Menyibukkan diri dengan politik pada saat ini adalah membuang-buang waktu ! Meskipun kami tidak mengingkari adanya politik dalam Islam, hanya saja dalam waktu yang sama kami meyakini adanya tahapan-tahapan syar'i yang logik yang harus dilalui satu per satu.

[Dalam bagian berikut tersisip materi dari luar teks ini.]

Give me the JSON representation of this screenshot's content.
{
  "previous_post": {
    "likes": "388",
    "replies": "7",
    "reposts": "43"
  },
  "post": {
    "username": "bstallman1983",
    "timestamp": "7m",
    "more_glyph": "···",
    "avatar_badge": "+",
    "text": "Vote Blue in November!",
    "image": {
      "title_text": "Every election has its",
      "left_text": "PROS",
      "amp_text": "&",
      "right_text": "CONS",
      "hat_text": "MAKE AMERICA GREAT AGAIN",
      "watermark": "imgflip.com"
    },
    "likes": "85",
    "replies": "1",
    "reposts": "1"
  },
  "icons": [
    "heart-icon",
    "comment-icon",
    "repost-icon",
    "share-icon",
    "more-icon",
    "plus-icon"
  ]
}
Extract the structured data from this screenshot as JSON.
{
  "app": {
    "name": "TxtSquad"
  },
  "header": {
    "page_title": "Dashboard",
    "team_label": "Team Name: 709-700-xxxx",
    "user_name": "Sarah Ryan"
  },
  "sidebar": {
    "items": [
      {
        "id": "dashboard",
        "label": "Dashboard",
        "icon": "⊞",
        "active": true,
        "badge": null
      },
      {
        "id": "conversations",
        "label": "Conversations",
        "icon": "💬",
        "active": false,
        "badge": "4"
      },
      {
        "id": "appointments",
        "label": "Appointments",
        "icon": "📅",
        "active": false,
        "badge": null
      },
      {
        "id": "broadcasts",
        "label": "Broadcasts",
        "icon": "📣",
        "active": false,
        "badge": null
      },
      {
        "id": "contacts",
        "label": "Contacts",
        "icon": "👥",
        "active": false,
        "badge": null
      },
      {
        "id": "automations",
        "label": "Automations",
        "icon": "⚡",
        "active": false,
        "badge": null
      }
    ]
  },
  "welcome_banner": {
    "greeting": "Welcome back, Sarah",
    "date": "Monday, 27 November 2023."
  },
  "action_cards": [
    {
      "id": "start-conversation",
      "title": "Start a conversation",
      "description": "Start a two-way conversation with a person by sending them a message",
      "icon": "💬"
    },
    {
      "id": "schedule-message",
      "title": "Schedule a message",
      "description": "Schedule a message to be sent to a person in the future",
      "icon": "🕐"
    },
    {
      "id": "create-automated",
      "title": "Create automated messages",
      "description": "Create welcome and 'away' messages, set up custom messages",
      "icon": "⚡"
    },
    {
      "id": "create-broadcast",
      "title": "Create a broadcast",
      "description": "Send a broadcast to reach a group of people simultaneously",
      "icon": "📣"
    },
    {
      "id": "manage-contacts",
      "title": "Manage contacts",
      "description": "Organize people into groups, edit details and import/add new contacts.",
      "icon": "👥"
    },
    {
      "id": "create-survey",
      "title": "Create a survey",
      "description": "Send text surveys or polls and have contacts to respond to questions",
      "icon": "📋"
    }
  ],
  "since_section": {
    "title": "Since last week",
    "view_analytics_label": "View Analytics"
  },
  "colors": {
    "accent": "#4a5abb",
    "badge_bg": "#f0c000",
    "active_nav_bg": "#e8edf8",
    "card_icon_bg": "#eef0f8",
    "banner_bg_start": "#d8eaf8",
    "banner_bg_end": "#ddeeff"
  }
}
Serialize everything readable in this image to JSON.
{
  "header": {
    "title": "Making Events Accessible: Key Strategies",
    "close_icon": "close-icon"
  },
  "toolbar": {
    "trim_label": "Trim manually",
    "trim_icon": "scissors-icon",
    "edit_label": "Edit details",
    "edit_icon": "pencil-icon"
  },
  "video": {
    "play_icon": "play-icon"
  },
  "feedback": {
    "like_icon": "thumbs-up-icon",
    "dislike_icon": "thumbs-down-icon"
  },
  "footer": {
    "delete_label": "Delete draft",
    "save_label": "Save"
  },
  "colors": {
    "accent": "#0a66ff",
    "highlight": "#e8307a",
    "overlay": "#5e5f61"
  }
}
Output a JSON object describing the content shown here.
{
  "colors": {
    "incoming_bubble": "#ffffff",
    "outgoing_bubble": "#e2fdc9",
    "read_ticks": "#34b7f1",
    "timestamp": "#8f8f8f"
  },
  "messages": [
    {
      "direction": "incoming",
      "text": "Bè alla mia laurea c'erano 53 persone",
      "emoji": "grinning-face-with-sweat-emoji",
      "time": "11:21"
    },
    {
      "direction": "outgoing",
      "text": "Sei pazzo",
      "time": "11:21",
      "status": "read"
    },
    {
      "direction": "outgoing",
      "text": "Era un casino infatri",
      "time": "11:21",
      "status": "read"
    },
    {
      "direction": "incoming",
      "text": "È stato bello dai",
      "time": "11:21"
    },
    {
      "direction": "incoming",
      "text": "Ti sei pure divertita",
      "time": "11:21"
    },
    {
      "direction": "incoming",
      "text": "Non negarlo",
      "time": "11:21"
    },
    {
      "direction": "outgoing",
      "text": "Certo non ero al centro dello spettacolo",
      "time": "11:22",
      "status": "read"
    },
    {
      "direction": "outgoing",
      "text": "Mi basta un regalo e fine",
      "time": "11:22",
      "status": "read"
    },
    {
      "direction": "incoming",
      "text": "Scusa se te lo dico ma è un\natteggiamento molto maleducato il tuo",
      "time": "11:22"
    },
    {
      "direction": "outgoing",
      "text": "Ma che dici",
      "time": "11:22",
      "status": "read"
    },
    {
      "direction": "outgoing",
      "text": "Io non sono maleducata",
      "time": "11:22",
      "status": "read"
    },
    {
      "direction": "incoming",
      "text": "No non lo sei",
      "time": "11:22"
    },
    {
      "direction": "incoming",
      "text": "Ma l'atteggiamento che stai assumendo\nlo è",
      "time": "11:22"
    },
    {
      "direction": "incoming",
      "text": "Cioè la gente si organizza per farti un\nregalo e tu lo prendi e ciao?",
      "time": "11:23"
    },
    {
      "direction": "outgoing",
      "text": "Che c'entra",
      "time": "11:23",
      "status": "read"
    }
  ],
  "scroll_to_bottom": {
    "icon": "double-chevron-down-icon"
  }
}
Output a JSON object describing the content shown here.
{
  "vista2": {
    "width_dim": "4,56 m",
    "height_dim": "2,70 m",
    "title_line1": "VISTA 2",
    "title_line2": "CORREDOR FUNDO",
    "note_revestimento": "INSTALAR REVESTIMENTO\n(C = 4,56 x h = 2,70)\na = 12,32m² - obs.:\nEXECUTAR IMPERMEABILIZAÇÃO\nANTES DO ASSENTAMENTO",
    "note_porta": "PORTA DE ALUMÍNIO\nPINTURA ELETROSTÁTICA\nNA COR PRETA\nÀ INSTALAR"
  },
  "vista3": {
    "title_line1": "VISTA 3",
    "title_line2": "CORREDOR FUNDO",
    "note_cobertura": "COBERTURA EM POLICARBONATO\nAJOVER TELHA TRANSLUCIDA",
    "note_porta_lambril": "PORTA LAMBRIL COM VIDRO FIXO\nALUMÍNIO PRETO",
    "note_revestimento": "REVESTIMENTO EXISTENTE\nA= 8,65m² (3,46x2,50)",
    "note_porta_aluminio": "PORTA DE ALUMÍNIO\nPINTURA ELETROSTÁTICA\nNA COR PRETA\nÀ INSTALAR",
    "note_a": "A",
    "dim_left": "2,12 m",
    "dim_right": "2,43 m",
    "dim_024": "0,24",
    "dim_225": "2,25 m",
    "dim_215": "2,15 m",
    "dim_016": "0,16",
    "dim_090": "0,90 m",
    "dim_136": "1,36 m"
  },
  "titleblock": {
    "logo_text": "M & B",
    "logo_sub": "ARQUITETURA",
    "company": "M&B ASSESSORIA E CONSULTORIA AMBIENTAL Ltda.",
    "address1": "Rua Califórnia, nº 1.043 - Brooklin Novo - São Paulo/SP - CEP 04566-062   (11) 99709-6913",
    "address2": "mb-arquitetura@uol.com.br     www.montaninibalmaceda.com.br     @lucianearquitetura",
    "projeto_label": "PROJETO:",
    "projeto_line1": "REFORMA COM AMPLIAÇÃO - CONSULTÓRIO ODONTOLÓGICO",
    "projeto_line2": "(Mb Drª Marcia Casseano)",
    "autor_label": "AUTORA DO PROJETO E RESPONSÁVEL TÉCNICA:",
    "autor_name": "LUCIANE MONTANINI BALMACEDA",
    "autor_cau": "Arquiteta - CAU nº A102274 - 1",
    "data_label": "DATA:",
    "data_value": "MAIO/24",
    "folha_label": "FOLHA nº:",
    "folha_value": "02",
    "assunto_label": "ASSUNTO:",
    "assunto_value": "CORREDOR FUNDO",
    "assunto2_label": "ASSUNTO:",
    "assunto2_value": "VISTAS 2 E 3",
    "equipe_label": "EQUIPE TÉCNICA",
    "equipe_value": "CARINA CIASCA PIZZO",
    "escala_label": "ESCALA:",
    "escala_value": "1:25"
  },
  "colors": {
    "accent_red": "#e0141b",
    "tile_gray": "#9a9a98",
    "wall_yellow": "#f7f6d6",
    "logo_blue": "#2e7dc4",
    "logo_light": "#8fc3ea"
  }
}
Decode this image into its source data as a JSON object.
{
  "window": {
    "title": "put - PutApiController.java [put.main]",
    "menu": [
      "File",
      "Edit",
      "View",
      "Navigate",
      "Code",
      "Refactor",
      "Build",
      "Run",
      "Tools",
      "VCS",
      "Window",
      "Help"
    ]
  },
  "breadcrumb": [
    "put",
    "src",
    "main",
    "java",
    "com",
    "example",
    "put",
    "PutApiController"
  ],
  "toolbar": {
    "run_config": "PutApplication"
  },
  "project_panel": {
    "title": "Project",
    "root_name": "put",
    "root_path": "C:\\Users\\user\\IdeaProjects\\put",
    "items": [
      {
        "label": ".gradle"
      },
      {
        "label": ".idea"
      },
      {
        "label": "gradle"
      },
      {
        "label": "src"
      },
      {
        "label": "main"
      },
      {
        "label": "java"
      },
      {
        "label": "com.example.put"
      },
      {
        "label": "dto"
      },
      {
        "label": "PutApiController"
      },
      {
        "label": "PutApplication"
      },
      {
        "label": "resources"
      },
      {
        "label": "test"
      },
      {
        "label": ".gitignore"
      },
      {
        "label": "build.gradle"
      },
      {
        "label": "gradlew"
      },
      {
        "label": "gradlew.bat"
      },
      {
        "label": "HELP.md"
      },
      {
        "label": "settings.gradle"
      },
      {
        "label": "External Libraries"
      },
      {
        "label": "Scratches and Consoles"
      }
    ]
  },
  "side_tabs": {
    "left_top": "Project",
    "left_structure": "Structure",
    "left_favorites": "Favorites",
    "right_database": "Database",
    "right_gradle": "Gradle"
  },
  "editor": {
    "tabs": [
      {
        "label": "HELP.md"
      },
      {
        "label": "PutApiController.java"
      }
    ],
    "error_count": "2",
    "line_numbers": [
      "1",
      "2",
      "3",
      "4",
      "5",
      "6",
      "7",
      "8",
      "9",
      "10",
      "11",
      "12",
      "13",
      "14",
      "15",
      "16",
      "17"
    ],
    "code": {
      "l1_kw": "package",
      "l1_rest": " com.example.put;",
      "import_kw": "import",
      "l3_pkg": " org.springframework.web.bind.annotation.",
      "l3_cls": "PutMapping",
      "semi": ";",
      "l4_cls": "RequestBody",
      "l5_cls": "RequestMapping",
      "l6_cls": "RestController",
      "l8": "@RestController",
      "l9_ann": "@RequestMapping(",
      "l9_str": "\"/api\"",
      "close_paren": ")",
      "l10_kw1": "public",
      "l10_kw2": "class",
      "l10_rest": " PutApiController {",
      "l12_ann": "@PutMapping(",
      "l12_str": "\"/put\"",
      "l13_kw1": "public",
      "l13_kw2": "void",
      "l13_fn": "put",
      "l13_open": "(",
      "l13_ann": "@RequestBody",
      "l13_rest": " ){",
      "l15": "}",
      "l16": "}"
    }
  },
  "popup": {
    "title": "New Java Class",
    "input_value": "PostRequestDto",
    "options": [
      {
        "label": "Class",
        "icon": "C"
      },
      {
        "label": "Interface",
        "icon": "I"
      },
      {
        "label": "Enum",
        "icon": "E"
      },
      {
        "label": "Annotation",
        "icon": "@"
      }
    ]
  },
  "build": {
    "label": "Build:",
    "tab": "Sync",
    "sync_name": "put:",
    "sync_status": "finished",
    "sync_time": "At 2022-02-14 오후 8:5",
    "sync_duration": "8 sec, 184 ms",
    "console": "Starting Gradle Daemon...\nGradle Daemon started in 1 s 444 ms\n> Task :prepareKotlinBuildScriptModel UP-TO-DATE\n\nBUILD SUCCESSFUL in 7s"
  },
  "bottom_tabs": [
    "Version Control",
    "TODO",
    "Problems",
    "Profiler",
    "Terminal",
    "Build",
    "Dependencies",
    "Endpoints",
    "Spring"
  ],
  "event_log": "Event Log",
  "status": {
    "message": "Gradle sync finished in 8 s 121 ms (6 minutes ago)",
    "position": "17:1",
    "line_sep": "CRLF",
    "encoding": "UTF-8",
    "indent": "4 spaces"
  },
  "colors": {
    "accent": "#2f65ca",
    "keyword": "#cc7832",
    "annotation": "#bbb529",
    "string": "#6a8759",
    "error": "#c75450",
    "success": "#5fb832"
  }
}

Kami memulai dengan aqidah, yang kedua ibadah, kemudian akhlak, dengan mengadakan pemurnian dan pendidikan, kemudian akan datang suatu hari dimana kita pasti masuk dalam fasa politik secara syar'i, kerana berpolitik berarti mengatur urusan-urusan umat. Dan yang mengatur urusan-urusan umat bukanlah Zaid, Bakar, ataupun Umar, yang mendirikan kelompok atau memimpin gerakan atau suatu jama'ah !! Bahkan urusan ini khusus bagi ulil amri yang dibaiat di hadapan kaum muslimin. Dia (ulil amri) lah yang diwajibkan mengetahui politik dan mengaturnya. Apabila kaum muslimin tidak bersatu -seperti keadaan kita saat ini- maka setiap ulil amri hanya berkuasa dan memikirkan sebatas wilayah kekuasaannya saja.

Adapun menyibukkan diri dalam urusan-urusan (politik) maka seandainya pun kita benar-benar mengetahui urusan-urusan tersebut, pengetahuan kita itu tidak memberi manfaat kepada kita, kerana kita tidak memiliki keputusan dan bermudah-mudahan untuk mengatur umat. Satu hal ini pun sudah cukup menjadikan usaha kita sia-sia.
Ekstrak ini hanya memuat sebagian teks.